The eleven curves shown in the graphic revealed no pronounced yield points. The stretching of the subcutaneous tissue that will lead to rupture lies between 3.8 and 10.6 mm. With increased stretching an increase in force can be seen which increases up to a maximum value. The maximum value of this force lies between 0.15 and 0.56 N. After reaching the maximum value, a force reduction can be seen which can be attributed to a constriction of the subcutaneous tissue. At the ends of the curves there are rapid, almost vertical drop-offs in force down to 0 N. The beginning of the rapid descent marks the point where the subcutaneous tissue is constricted so strongly that rupture occurs. The different curves suggest that the subcutaneous tissue, despite the small biopsy areas, shows strong variations in its structure.
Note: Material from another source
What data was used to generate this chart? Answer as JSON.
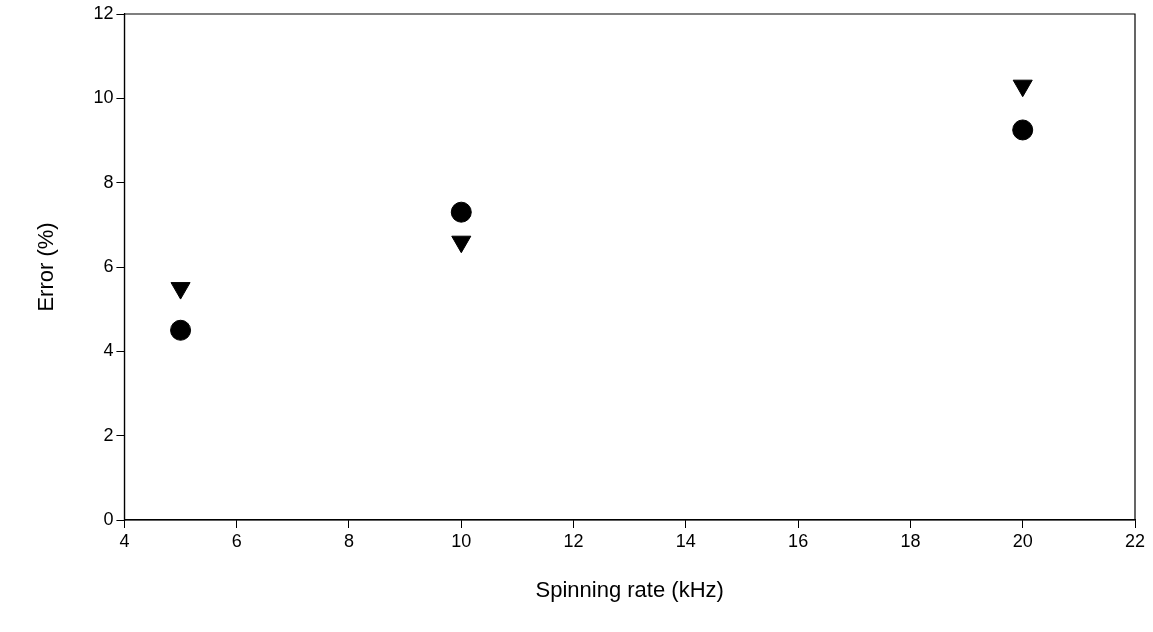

In this paper the first design problems associated with the development of a procedure for autologous whole skin transplantation could be conceptualised and constructive solutions for developing a prototype could be implemented. Furthermore, the removal, expansion and implementation of the autologous whole skin islets could all be developed within a single structural unit. The measurements resulting from the resection force test showed that when a rotation of 180 ° was combined with the cutting motion of the punch, penetration of the skin layers was significantly easier. The tensile strength test showed that with 3 mm wide whole skin islets the required force and underpressure at 0.8 bar (594 mmHg) are very high, as far as the results from porcine skin can be compared to those for human autologous whole skin. As such, other research groups are invited to carry out follow-up experiments so that the proposed procedure for autologous whole skin transplantation can be developed further.